Cytomics Limited, Hong Kong Science and Technology Park, Hong Kong, China.
Department of Computer Science and Engineering, The Chinese University of Hong Kong, Hong Kong, China.
Genes (Basel). 2021 Jun 25;12(7):971. doi: 10.3390/genes12070971.
Peripheral blood transcriptome is a highly promising area for biomarker development. However, transcript abundances (TA) in these cell mixture samples are confounded by proportions of the component leukocyte subpopulations. This poses a challenge to clinical applications, as the cell of origin of any change in TA is not known without prior cell separation procedure. We developed a framework to develop a cell-type informative TA biomarkers which enable determination of TA of a single cell-type (B lymphocytes) directly in cell mixture samples of peripheral blood (e.g., peripheral blood mononuclear cells, PBMC) without the need for subpopulation separation. It is applicable to a panel of genes called B cell informative genes. Then a ratio of two B cell informative genes (a target gene and a stably expressed reference gene) obtained in PBMC was used as a new biomarker to represent the target gene expression in purified B lymphocytes. This approach, which eliminates the tedious procedure of cell separation and directly determines TA of a leukocyte subpopulation in peripheral blood samples, is called the Direct LS-TA method. This method is applied to gene expression datasets collected in influenza vaccination trials as early predictive biomarkers of seroconversion. By using TNFRSF17 or TXNDC5 as the target genes and TNFRSF13C or FCRLA as the reference genes, the Direct LS-TA B cell biomarkers were determined directly in the PBMC transcriptome data and were highly correlated with TA of the corresponding target genes in purified B lymphocytes. Vaccination responders had almost a 2-fold higher Direct LS-TA biomarker level of TNFRSF17 (log 2 SMD = 0.84, 95% CI = 0.47-1.21) on day 7 after vaccination. The sensitivity of these Direct LS-TA biomarkers in the prediction of seroconversion was greater than 0.7 and area-under curves (AUC) were over 0.8 in many datasets. In this paper, we report a straightforward approach to directly estimate B lymphocyte gene expression in PBMC, which could be used in a routine clinical setting. Moreover, the method enables the practice of precision medicine in the prediction of vaccination response. More importantly, seroconversion could now be predicted as early as day 7. As the acquired immunology pathway is common to vaccination against influenza and COVID-19, these biomarkers could also be useful to predict seroconversion for the new COVID-19 vaccines.
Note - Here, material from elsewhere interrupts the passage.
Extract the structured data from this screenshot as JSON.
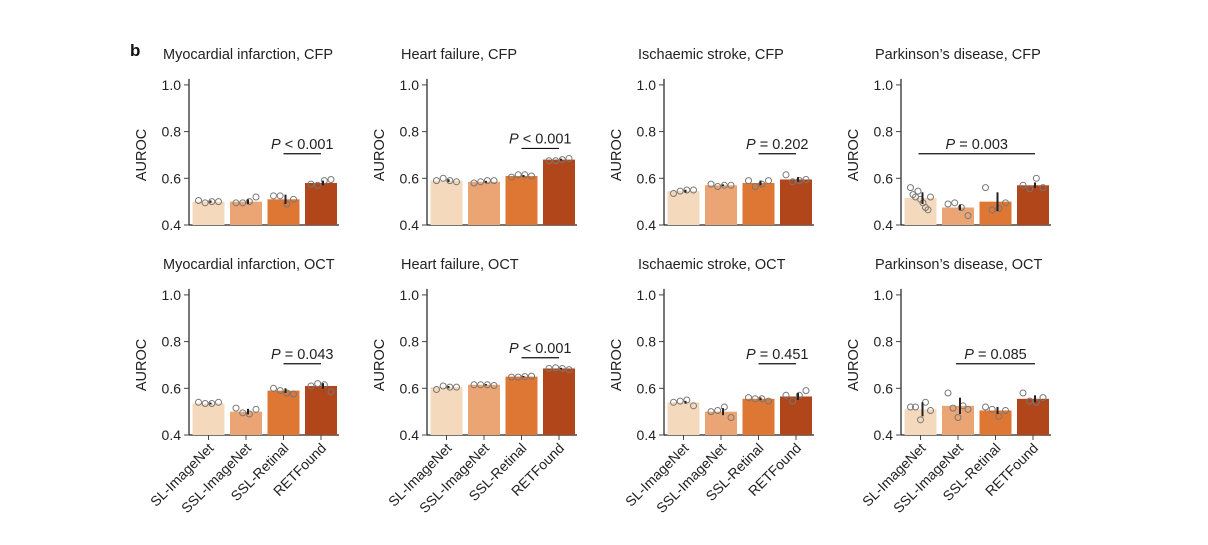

外周血转录组是开发生物标志物的一个极有前途的领域。然而,这些细胞混合物样本中的转录丰度(TA)受到组成白细胞亚群比例的影响。这给临床应用带来了挑战,因为如果没有预先进行细胞分离程序,就无法知道 TA 变化的细胞起源。我们开发了一种框架来开发细胞类型信息性 TA 生物标志物,该生物标志物能够直接在外周血细胞混合物样本(例如外周血单核细胞,PBMC)中确定单个细胞类型(B 淋巴细胞)的 TA,而无需进行亚群分离。它适用于一组称为 B 细胞信息基因的基因。然后,在 PBMC 中获得的两个 B 细胞信息基因(靶基因和稳定表达的参考基因)的比值用作新的生物标志物,以代表纯化 B 淋巴细胞中的靶基因表达。这种方法消除了细胞分离的繁琐过程,直接在外周血样本中确定白细胞亚群的 TA,称为直接 LS-TA 方法。该方法应用于在流感疫苗接种试验中收集的基因表达数据集,作为血清转化率的早期预测生物标志物。使用 TNFRSF17 或 TXNDC5 作为靶基因,TNFRSF13C 或 FCRLA 作为参考基因,直接在 PBMC 转录组数据中确定直接 LS-TA B 细胞生物标志物,并且与纯化 B 淋巴细胞中相应靶基因的 TA 高度相关。接种疫苗的应答者在接种后 7 天的 TNFRSF17 直接 LS-TA 生物标志物水平几乎高出 2 倍(log 2 SMD = 0.84,95%CI = 0.47-1.21)。在许多数据集,这些直接 LS-TA 生物标志物在预测血清转化率方面的灵敏度大于 0.7,曲线下面积(AUC)大于 0.8。在本文中,我们报告了一种直接估计 PBMC 中 B 淋巴细胞基因表达的简单方法,该方法可在常规临床环境中使用。此外,该方法使预测疫苗接种反应的精准医学实践成为可能。更重要的是,现在可以在第 7 天预测血清转化率。由于获得性免疫途径对流感和 COVID-19 的疫苗接种都很常见,因此这些生物标志物也可用于预测新的 COVID-19 疫苗的血清转化率。